The U.S. Green Building Council looks at two aspects when considering the certification: design and construction. The design of the 113,512-square-foot Missouri Orthopaedic Institute (MOI) employs a white roof that reflects sunlight and its radiant heat. Banks of exterior and interior windows allow natural light to brighten lobbies, patient rooms and conference rooms. Sustainable landscaping removes the need for watering grass, and bike racks provide parking space for carbon-free transportation. The building has high-efficiency water fixtures, and Campus Facilities monitors utilities usage through a building management system.
To qualify for LEED certification, the construction team had to document every step of the building process, says Kim Durlam, Campus Facilities construction project manager. LEED certification requires proof of wide-ranging, on-site construction protocols that detail everything from the use of recycled materials to how teams remove trash.

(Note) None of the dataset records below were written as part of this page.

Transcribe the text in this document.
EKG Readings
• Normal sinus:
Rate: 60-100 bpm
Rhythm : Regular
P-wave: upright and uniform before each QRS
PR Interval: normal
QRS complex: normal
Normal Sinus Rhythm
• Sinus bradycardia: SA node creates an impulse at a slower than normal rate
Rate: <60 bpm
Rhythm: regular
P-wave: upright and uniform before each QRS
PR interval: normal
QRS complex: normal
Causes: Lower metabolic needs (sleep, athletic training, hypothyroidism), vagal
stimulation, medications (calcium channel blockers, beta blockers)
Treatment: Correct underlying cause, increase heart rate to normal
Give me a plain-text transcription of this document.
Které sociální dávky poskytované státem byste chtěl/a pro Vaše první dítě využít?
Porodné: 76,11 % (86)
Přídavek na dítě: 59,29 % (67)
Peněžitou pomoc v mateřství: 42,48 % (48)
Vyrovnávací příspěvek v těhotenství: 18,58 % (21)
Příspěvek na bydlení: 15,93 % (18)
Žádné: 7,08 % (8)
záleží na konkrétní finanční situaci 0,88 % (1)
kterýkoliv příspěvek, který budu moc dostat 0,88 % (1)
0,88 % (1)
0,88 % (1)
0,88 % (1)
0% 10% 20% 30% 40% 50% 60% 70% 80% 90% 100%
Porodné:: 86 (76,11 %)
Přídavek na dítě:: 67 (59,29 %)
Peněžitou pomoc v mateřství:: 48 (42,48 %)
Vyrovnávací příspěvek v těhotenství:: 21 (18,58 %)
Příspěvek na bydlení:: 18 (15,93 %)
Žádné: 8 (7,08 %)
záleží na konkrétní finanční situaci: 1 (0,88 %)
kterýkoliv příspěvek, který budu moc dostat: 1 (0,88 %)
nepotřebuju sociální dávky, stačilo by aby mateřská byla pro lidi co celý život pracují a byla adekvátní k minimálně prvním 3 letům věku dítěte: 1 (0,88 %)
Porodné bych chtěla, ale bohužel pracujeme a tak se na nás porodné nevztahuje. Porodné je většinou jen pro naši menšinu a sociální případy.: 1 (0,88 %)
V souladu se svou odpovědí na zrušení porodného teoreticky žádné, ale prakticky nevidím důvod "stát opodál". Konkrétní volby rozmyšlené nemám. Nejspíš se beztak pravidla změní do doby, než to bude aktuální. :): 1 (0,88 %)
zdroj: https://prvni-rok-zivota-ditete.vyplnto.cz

MU hired St. Louis-based Cannon Design and JE Dunn Construction for the project. Clarissa Easton, chief facilities officer at MU Health Care, says the university chose the firms for their track record constructing LEED-certified buildings.
Easton is particularly proud of the attention to detail concerning indoor environmental quality. “There’s an irony in architecture that you end up with a pristine stage, if you will, in a brand new building, and then finishes are brought in that soil it,” Easton says. Those finishes — paints, sealants, even carpet — are sometimes toxic to building occupants. LEED certification demands healthier building materials, and Easton says that fits with MOI’s mission as a health care facility.
MU is already constructing a second building that it will submit for LEED certification. The $203 million University Hospital Patient Care Tower is scheduled to open in 2013.